Le indagini epidemiologiche nelle aree con inceneritori
La seconda parte della ricerca è dedicata all’analisi di studi epidemiologici condotti in diverse aree del pianeta in cui sono presenti inceneritori. Per gli impianti rispondenti alle Best available techniques (Bat) – conformi alla legislazione sull’incenerimento dei rifiuti e di conseguenza anche ai prestabiliti limiti alle emissioni – emerge come gli inceneritori non si possono considerare fattori di rischio di cancro o di effetti negativi sulla riproduzione o sullo sviluppo umano.
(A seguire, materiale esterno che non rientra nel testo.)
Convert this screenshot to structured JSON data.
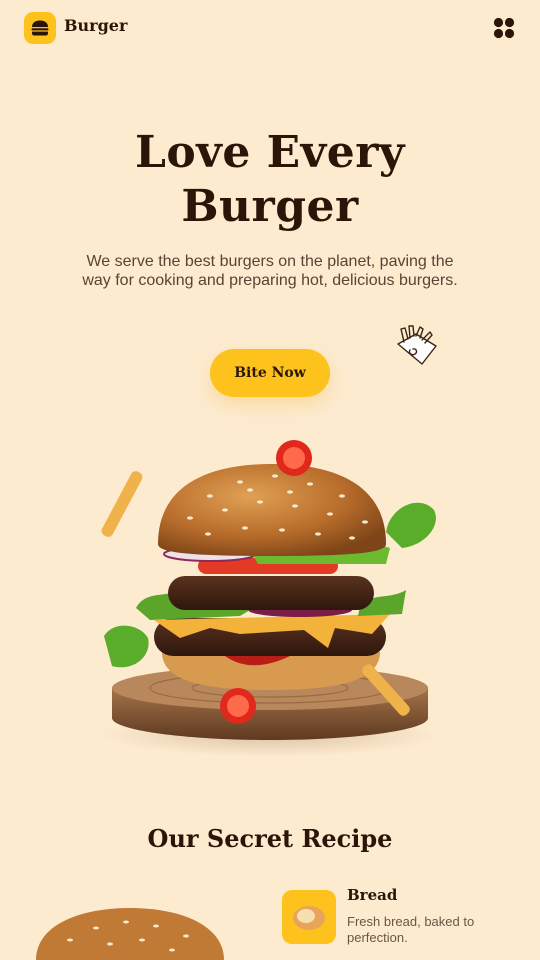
{
  "header": {
    "brand": "Burger",
    "logo_icon": "burger-icon",
    "menu_icon": "grid-menu-icon"
  },
  "hero": {
    "title_line1": "Love Every",
    "title_line2": "Burger",
    "subtitle": "We serve the best burgers on the planet, paving the way for cooking and preparing hot, delicious burgers.",
    "cta_label": "Bite Now",
    "doodle_icon": "fries-icon",
    "illustration": "burger-illustration"
  },
  "recipe": {
    "title": "Our Secret Recipe",
    "items": [
      {
        "name": "Bread",
        "description": "Fresh bread, baked to perfection.",
        "icon": "bread-icon"
      }
    ]
  },
  "colors": {
    "background": "#fdebd0",
    "accent": "#fdc21c",
    "text_dark": "#2a1508",
    "text_muted": "#5a4335"
  }
}
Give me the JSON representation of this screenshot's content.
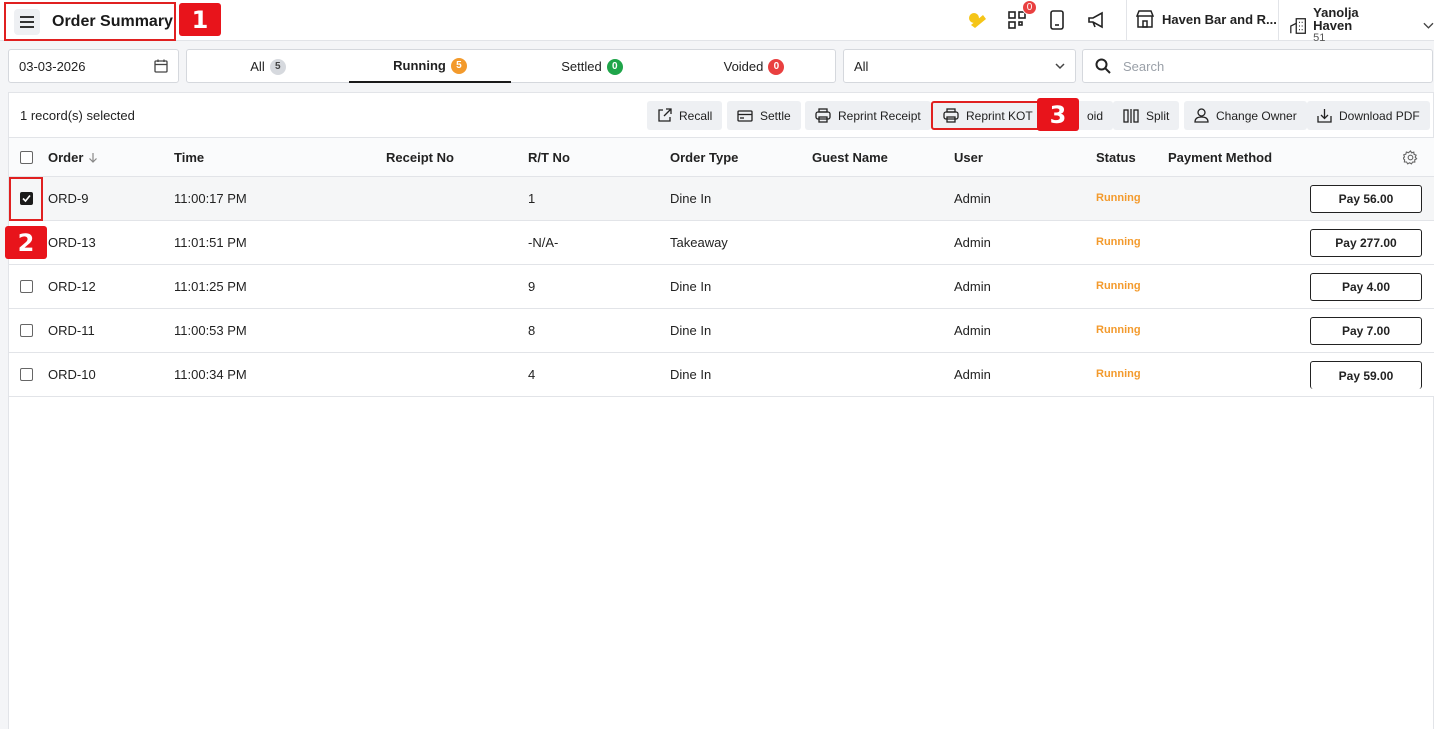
{
  "header": {
    "title": "Order Summary",
    "notification_count": "0",
    "store_name": "Haven Bar and R...",
    "account_name": "Yanolja Haven",
    "account_sub": "51"
  },
  "callouts": [
    "1",
    "2",
    "3"
  ],
  "filters": {
    "date": "03-03-2026",
    "tabs": [
      {
        "label": "All",
        "count": "5"
      },
      {
        "label": "Running",
        "count": "5"
      },
      {
        "label": "Settled",
        "count": "0"
      },
      {
        "label": "Voided",
        "count": "0"
      }
    ],
    "active_tab": "Running",
    "select_value": "All",
    "search_placeholder": "Search"
  },
  "toolbar": {
    "selection_text": "1 record(s) selected",
    "buttons": [
      "Recall",
      "Settle",
      "Reprint Receipt",
      "Reprint KOT",
      "Void",
      "Split",
      "Change Owner",
      "Download PDF"
    ],
    "void_visible": "oid"
  },
  "table": {
    "columns": [
      "Order",
      "Time",
      "Receipt No",
      "R/T No",
      "Order Type",
      "Guest Name",
      "User",
      "Status",
      "Payment Method"
    ],
    "rows": [
      {
        "order": "ORD-9",
        "time": "11:00:17 PM",
        "receipt": "",
        "rt": "1",
        "type": "Dine In",
        "guest": "",
        "user": "Admin",
        "status": "Running",
        "pay": "Pay 56.00",
        "checked": true
      },
      {
        "order": "ORD-13",
        "time": "11:01:51 PM",
        "receipt": "",
        "rt": "-N/A-",
        "type": "Takeaway",
        "guest": "",
        "user": "Admin",
        "status": "Running",
        "pay": "Pay 277.00",
        "checked": false
      },
      {
        "order": "ORD-12",
        "time": "11:01:25 PM",
        "receipt": "",
        "rt": "9",
        "type": "Dine In",
        "guest": "",
        "user": "Admin",
        "status": "Running",
        "pay": "Pay 4.00",
        "checked": false
      },
      {
        "order": "ORD-11",
        "time": "11:00:53 PM",
        "receipt": "",
        "rt": "8",
        "type": "Dine In",
        "guest": "",
        "user": "Admin",
        "status": "Running",
        "pay": "Pay 7.00",
        "checked": false
      },
      {
        "order": "ORD-10",
        "time": "11:00:34 PM",
        "receipt": "",
        "rt": "4",
        "type": "Dine In",
        "guest": "",
        "user": "Admin",
        "status": "Running",
        "pay": "Pay 59.00",
        "checked": false
      }
    ]
  },
  "colors": {
    "accent_running": "#f39a2c",
    "settled": "#1fa54a",
    "voided": "#e94040",
    "highlight": "#e02020"
  }
}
I livelli di emissione degli impianti di ultima generazione, sono di molti ordini di grandezza inferiori rispetto a quelli di impianti operanti in territori in cui studi epidemiologici condotti hanno individuato associazioni negative in termini di salute. Gli studi sulla valutazione del rischio indicano inoltre che la maggior parte dell’esposizione è prodotta dalle abitudini alimentari e non attraverso una via diretta quale quella emissiva.
Il rilievo dei livelli di diossina riscontrabili nella popolazione residente in ambienti prossimi agli impianti di incenerimento, oltretutto, non ha evidenziato livelli superiori rispetto a quelli riscontrabili in una popolazione che vive in aree non interessate da questi impianti.